## Saturday, June 07, 2008

### NUS Matriculation Number Checkdigit

Out of interest (or perhaps, boredom), I decided to reverse-engineer the scheme by which the checkdigit of the NUS matriculation number is generated. After spending a couple of hours intensely studying some matriculation numbers, I finally reversed the scheme.

For the benefit of those who have less knowledge, a checkdigit is (usually) a number or letter appended to a longer number. Like a checksum, the checkdigit allows people who know the algorithm to very quickly discover whether the number is valid (since a randomly generated checkdigit is more likely to be wrong than correct).

In the case of the NUS matriculation number, the checkdigit is the final letter of the matriculation number, for example W in the case of the number u012345W.

Armed with some knowledge of hashing (since most checkdigits are calcuated by basic hash functions), expertise with modulus mathematics, and finally a list of matriculation numbers and their checkdigits, I was able to uncover the scheme, which follows.
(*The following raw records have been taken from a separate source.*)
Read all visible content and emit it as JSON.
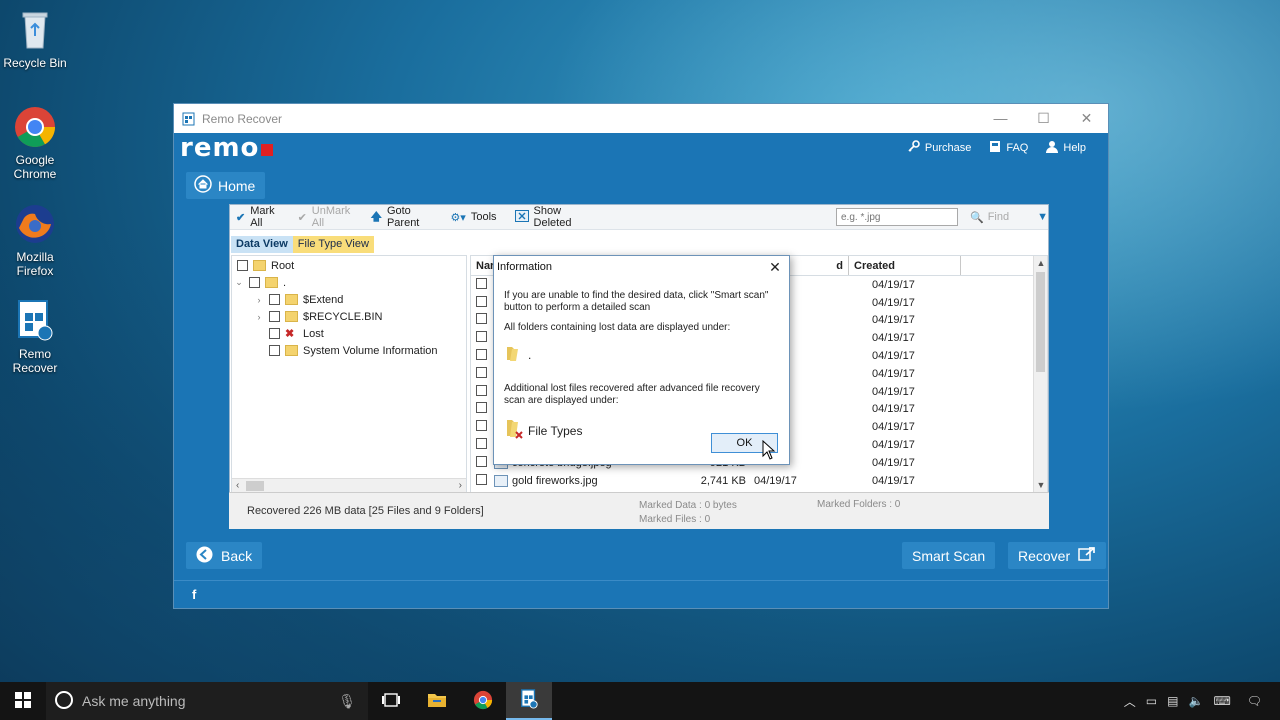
{
  "desktop": {
    "icons": [
      {
        "label": "Recycle Bin"
      },
      {
        "label": "Google Chrome"
      },
      {
        "label": "Mozilla Firefox"
      },
      {
        "label": "Remo Recover"
      }
    ]
  },
  "window": {
    "title": "Remo Recover",
    "brand": "remo",
    "links": {
      "purchase": "Purchase",
      "faq": "FAQ",
      "help": "Help"
    },
    "home_label": "Home"
  },
  "toolbar": {
    "mark_all": "Mark All",
    "unmark_all": "UnMark All",
    "goto_parent": "Goto Parent",
    "tools": "Tools",
    "show_deleted": "Show Deleted",
    "search_placeholder": "e.g. *.jpg",
    "find": "Find"
  },
  "tabs": {
    "data_view": "Data View",
    "file_type_view": "File Type View"
  },
  "tree": {
    "root": "Root",
    "child": ".",
    "items": [
      "$Extend",
      "$RECYCLE.BIN",
      "Lost",
      "System Volume Information"
    ]
  },
  "list": {
    "columns": {
      "name": "Nar",
      "modified": "d",
      "created": "Created"
    },
    "created_dates": [
      "04/19/17",
      "04/19/17",
      "04/19/17",
      "04/19/17",
      "04/19/17",
      "04/19/17",
      "04/19/17",
      "04/19/17",
      "04/19/17",
      "04/19/17",
      "04/19/17",
      "04/19/17"
    ],
    "partial_row": {
      "name": "concrete bridge.jpeg",
      "size": "921 KB"
    },
    "last_row": {
      "name": "gold fireworks.jpg",
      "size": "2,741 KB",
      "modified": "04/19/17",
      "created": "04/19/17"
    }
  },
  "status": {
    "recovered": "Recovered 226 MB data [25 Files and 9 Folders]",
    "marked_data": "Marked Data : 0 bytes",
    "marked_files": "Marked Files : 0",
    "marked_folders": "Marked Folders : 0"
  },
  "footer": {
    "back": "Back",
    "smart_scan": "Smart Scan",
    "recover": "Recover",
    "facebook": "f"
  },
  "dialog": {
    "title": "Information",
    "line1": "If you are unable to find the desired data, click \"Smart scan\" button to perform a detailed scan",
    "line2": "All folders containing lost data are displayed under:",
    "folder1": ".",
    "line3": "Additional lost files recovered after advanced file recovery scan are displayed under:",
    "folder2": "File Types",
    "ok": "OK"
  },
  "taskbar": {
    "search_placeholder": "Ask me anything"
  }
}
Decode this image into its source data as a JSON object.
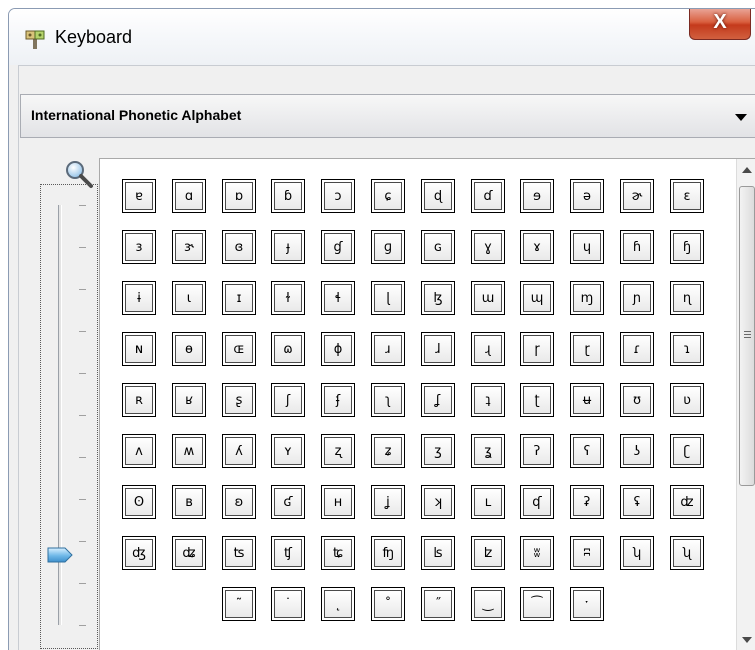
{
  "window": {
    "title": "Keyboard",
    "close_label": "X"
  },
  "alphabet_select": {
    "value": "International Phonetic Alphabet"
  },
  "icons": {
    "app": "keyboard-app-icon",
    "zoom": "magnifier-icon",
    "close": "close-icon",
    "dropdown": "chevron-down-icon"
  },
  "colors": {
    "close_button": "#c43a1c",
    "slider_thumb": "#6fb8e8",
    "window_border": "#8b9bb3"
  },
  "zoom_slider": {
    "level": 0.15
  },
  "keys": [
    [
      "ɐ",
      "ɑ",
      "ɒ",
      "ɓ",
      "ɔ",
      "ɕ",
      "ɖ",
      "ɗ",
      "ɘ",
      "ə",
      "ɚ",
      "ɛ"
    ],
    [
      "ɜ",
      "ɝ",
      "ɞ",
      "ɟ",
      "ɠ",
      "ɡ",
      "ɢ",
      "ɣ",
      "ɤ",
      "ɥ",
      "ɦ",
      "ɧ"
    ],
    [
      "ɨ",
      "ɩ",
      "ɪ",
      "ɫ",
      "ɬ",
      "ɭ",
      "ɮ",
      "ɯ",
      "ɰ",
      "ɱ",
      "ɲ",
      "ɳ"
    ],
    [
      "ɴ",
      "ɵ",
      "ɶ",
      "ɷ",
      "ɸ",
      "ɹ",
      "ɺ",
      "ɻ",
      "ɼ",
      "ɽ",
      "ɾ",
      "ɿ"
    ],
    [
      "ʀ",
      "ʁ",
      "ʂ",
      "ʃ",
      "ʄ",
      "ʅ",
      "ʆ",
      "ʇ",
      "ʈ",
      "ʉ",
      "ʊ",
      "ʋ"
    ],
    [
      "ʌ",
      "ʍ",
      "ʎ",
      "ʏ",
      "ʐ",
      "ʑ",
      "ʒ",
      "ʓ",
      "ʔ",
      "ʕ",
      "ʖ",
      "ʗ"
    ],
    [
      "ʘ",
      "ʙ",
      "ʚ",
      "ʛ",
      "ʜ",
      "ʝ",
      "ʞ",
      "ʟ",
      "ʠ",
      "ʡ",
      "ʢ",
      "ʣ"
    ],
    [
      "ʤ",
      "ʥ",
      "ʦ",
      "ʧ",
      "ʨ",
      "ʩ",
      "ʪ",
      "ʫ",
      "ʬ",
      "ʭ",
      "ʮ",
      "ʯ"
    ],
    [
      "˜",
      "˙",
      "˛",
      "˚",
      "˝",
      "‿",
      "⁀",
      "ˑ"
    ]
  ]
}
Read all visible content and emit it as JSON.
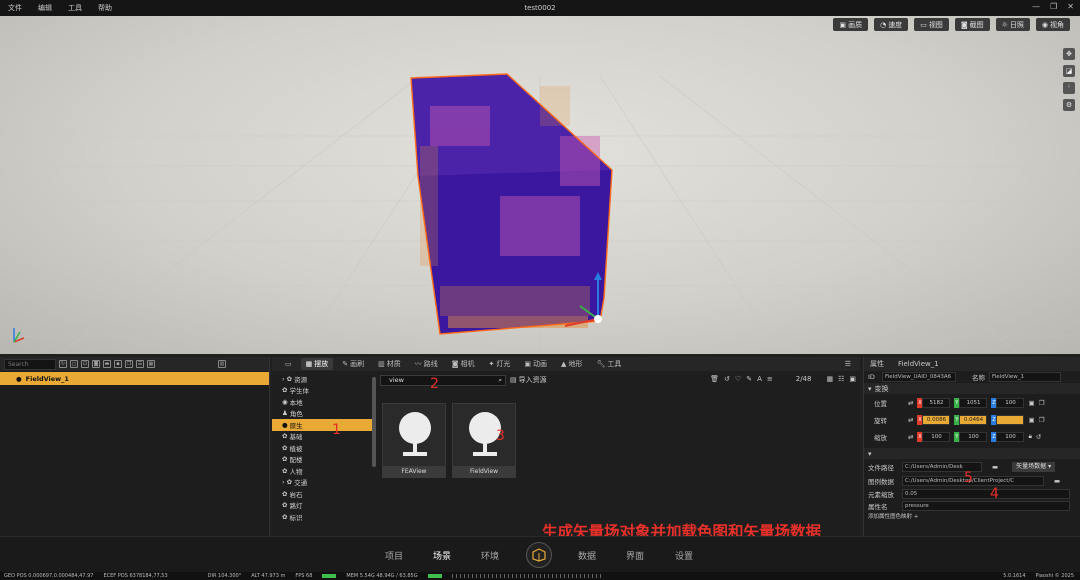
{
  "menu": [
    "文件",
    "编辑",
    "工具",
    "帮助"
  ],
  "window_title": "test0002",
  "viewport_toolbar": [
    {
      "label": "画质",
      "icon": "image-icon"
    },
    {
      "label": "速度",
      "icon": "gauge-icon"
    },
    {
      "label": "视图",
      "icon": "view-icon"
    },
    {
      "label": "截图",
      "icon": "camera-icon"
    },
    {
      "label": "日照",
      "icon": "sun-icon"
    },
    {
      "label": "视角",
      "icon": "eye-icon"
    }
  ],
  "outliner": {
    "search_placeholder": "Search",
    "selected_item": "FieldView_1"
  },
  "asset_tabs": [
    "摆放",
    "画刷",
    "材质",
    "路线",
    "相机",
    "灯光",
    "动画",
    "地形",
    "工具"
  ],
  "asset_tree": [
    "资源",
    "学生体",
    "本地",
    "角色",
    "原生",
    "基础",
    "植被",
    "配楼",
    "人物",
    "交通",
    "岩石",
    "路灯",
    "标识"
  ],
  "asset_tree_selected": "原生",
  "content": {
    "filter_value": "view",
    "import_label": "导入资源",
    "count": "2/48",
    "tiles": [
      "FEAView",
      "FieldView"
    ]
  },
  "annotations": {
    "caption": "生成矢量场对象并加载色图和矢量场数据",
    "numbers": [
      "1",
      "2",
      "3",
      "4",
      "5"
    ]
  },
  "properties": {
    "title": "属性",
    "object_name": "FieldView_1",
    "id_label": "ID",
    "id_value": "FieldView_UAID_0843A6",
    "name_label": "名称",
    "name_value": "FieldView_1",
    "transform_label": "变换",
    "position_label": "位置",
    "position": [
      "5182",
      "1051",
      "100"
    ],
    "rotation_label": "旋转",
    "rotation": [
      "0.0086",
      "0.0464",
      ""
    ],
    "scale_label": "缩放",
    "scale": [
      "100",
      "100",
      "100"
    ],
    "file_path_label": "文件路径",
    "file_path_value": "C:/Users/Admin/Desk",
    "file_type": "矢量场数据",
    "colormap_label": "图例数据",
    "colormap_value": "C:/Users/Admin/Desktop/ClientProject/C",
    "element_scale_label": "元素缩放",
    "element_scale_value": "0.05",
    "attr_name_label": "属性名",
    "attr_name_value": "pressure",
    "add_map_label": "添加属性图色映射 +"
  },
  "bottom_nav": [
    "项目",
    "场景",
    "环境",
    "数据",
    "界面",
    "设置"
  ],
  "bottom_nav_active": "场景",
  "status": {
    "geo_pos": "GEO POS 0.000697,0.000484,47.97",
    "ecef_pos": "ECEF POS 6378184,77,53",
    "dir": "DIR 104.300°",
    "alt": "ALT 47.973 m",
    "fps": "FPS 68",
    "mem": "MEM 5.54G 48.94G / 63.85G",
    "version": "5.0.1614",
    "brand": "Piaoshi © 2025"
  },
  "colors": {
    "accent": "#e8a935",
    "annotation": "#e8302a",
    "field_cube": "#4a1fa0",
    "selection_outline": "#ff6a1a"
  }
}
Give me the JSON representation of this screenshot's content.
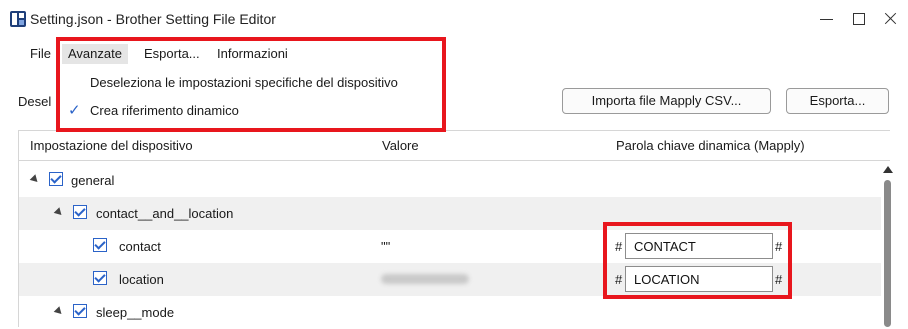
{
  "window": {
    "title": "Setting.json - Brother Setting File Editor",
    "controls": [
      "minimize",
      "maximize",
      "close"
    ]
  },
  "menubar": {
    "items": [
      {
        "label": "File"
      },
      {
        "label": "Avanzate"
      },
      {
        "label": "Esporta..."
      },
      {
        "label": "Informazioni"
      }
    ],
    "open_menu": "Avanzate"
  },
  "dropdown": {
    "items": [
      {
        "label": "Deseleziona le impostazioni specifiche del dispositivo",
        "checked": false
      },
      {
        "label": "Crea riferimento dinamico",
        "checked": true
      }
    ]
  },
  "toolbar": {
    "deselect_partial_label": "Desel",
    "import_button": "Importa file Mapply CSV...",
    "export_button": "Esporta..."
  },
  "grid": {
    "headers": {
      "setting": "Impostazione del dispositivo",
      "value": "Valore",
      "keyword": "Parola chiave dinamica (Mapply)"
    },
    "rows": [
      {
        "label": "general",
        "checked": true,
        "expanded": true,
        "value": "",
        "keyword": null
      },
      {
        "label": "contact__and__location",
        "checked": true,
        "expanded": true,
        "value": "",
        "keyword": null
      },
      {
        "label": "contact",
        "checked": true,
        "value": "\"\"",
        "keyword": "CONTACT",
        "hash": "#"
      },
      {
        "label": "location",
        "checked": true,
        "value": "[blurred]",
        "keyword": "LOCATION",
        "hash": "#"
      },
      {
        "label": "sleep__mode",
        "checked": true,
        "expanded": true,
        "value": "",
        "keyword": null
      }
    ]
  },
  "colors": {
    "accent": "#2b63c8",
    "highlight": "#e8161d",
    "menu_hover": "#e5e5e5",
    "alt_row": "#f0f0f0"
  }
}
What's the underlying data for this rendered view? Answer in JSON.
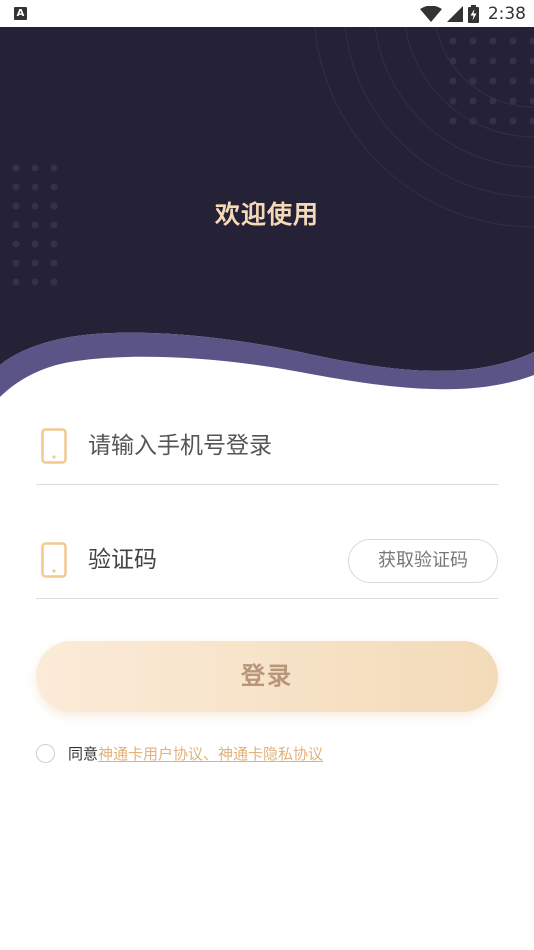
{
  "status_bar": {
    "left_icon": "A",
    "time": "2:38",
    "icons": [
      "wifi-icon",
      "cell-signal-icon",
      "battery-charging-icon"
    ]
  },
  "header": {
    "title": "欢迎使用",
    "colors": {
      "background": "#252238",
      "wave": "#5b5587",
      "title": "#f4d9b6"
    }
  },
  "login_form": {
    "phone": {
      "icon": "phone-icon",
      "placeholder": "请输入手机号登录"
    },
    "code": {
      "icon": "phone-icon",
      "placeholder": "验证码",
      "send_button": "获取验证码"
    },
    "submit_label": "登录"
  },
  "agreement": {
    "checked": false,
    "prefix": "同意",
    "link_text": "神通卡用户协议、神通卡隐私协议",
    "link_color": "#e2b27a"
  }
}
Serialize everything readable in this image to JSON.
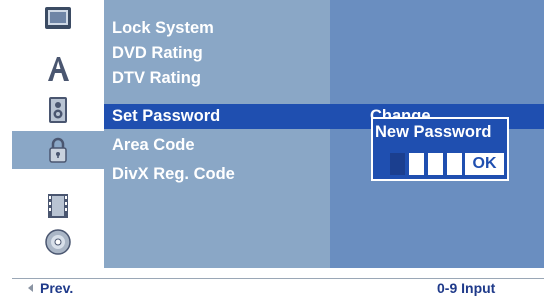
{
  "menu": {
    "items": [
      {
        "label": "Lock System"
      },
      {
        "label": "DVD Rating"
      },
      {
        "label": "DTV Rating"
      },
      {
        "label": "Set Password",
        "selected": true
      },
      {
        "label": "Area Code"
      },
      {
        "label": "DivX Reg. Code"
      }
    ]
  },
  "side_icons": [
    "tv-icon",
    "language-icon",
    "speaker-icon",
    "lock-icon",
    "film-icon",
    "disc-icon"
  ],
  "active_icon": "lock-icon",
  "submenu": {
    "option_label": "Change",
    "dialog_title": "New Password",
    "digits_entered": 0,
    "digit_slots": 4,
    "ok_label": "OK"
  },
  "footer": {
    "prev_label": "Prev.",
    "input_hint": "0-9  Input"
  },
  "colors": {
    "menu_bg": "#8aa7c6",
    "panel_bg": "#6a8ec0",
    "selection": "#1f4fb0",
    "text": "#ffffff",
    "footer_text": "#1f3a8a"
  }
}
Assume the numerical digits of the matriculation number are 0,C1,C2,C3,C4,C5. From this, calculate the checksum value by the formula:
((C1,C2,C3,C4,C5)*(12,10,12,11,6))+12) % 13
where % is the modulus operator. Compare the checksum with the following table:

 B A E H J L M N R U W X Y 0 1 2 3 4 5 6 7 8 9 10 11 12

The above algorithm should be accurate for all matriculation numbers beginning with "u0". Due to a lack of matriculation numbers beginning with other headers, I was unable to determine the offset for those numbers.

The methods for determining the NUS matriculation number checkdigit algorithm can be applied to find, among other things, the checkdigits of any NRIC number. By the way, that problem has already been solved (just wiki NRIC).

*P.S.* I have since updated the scheme to account for new matriculation numbers prefixed with A**.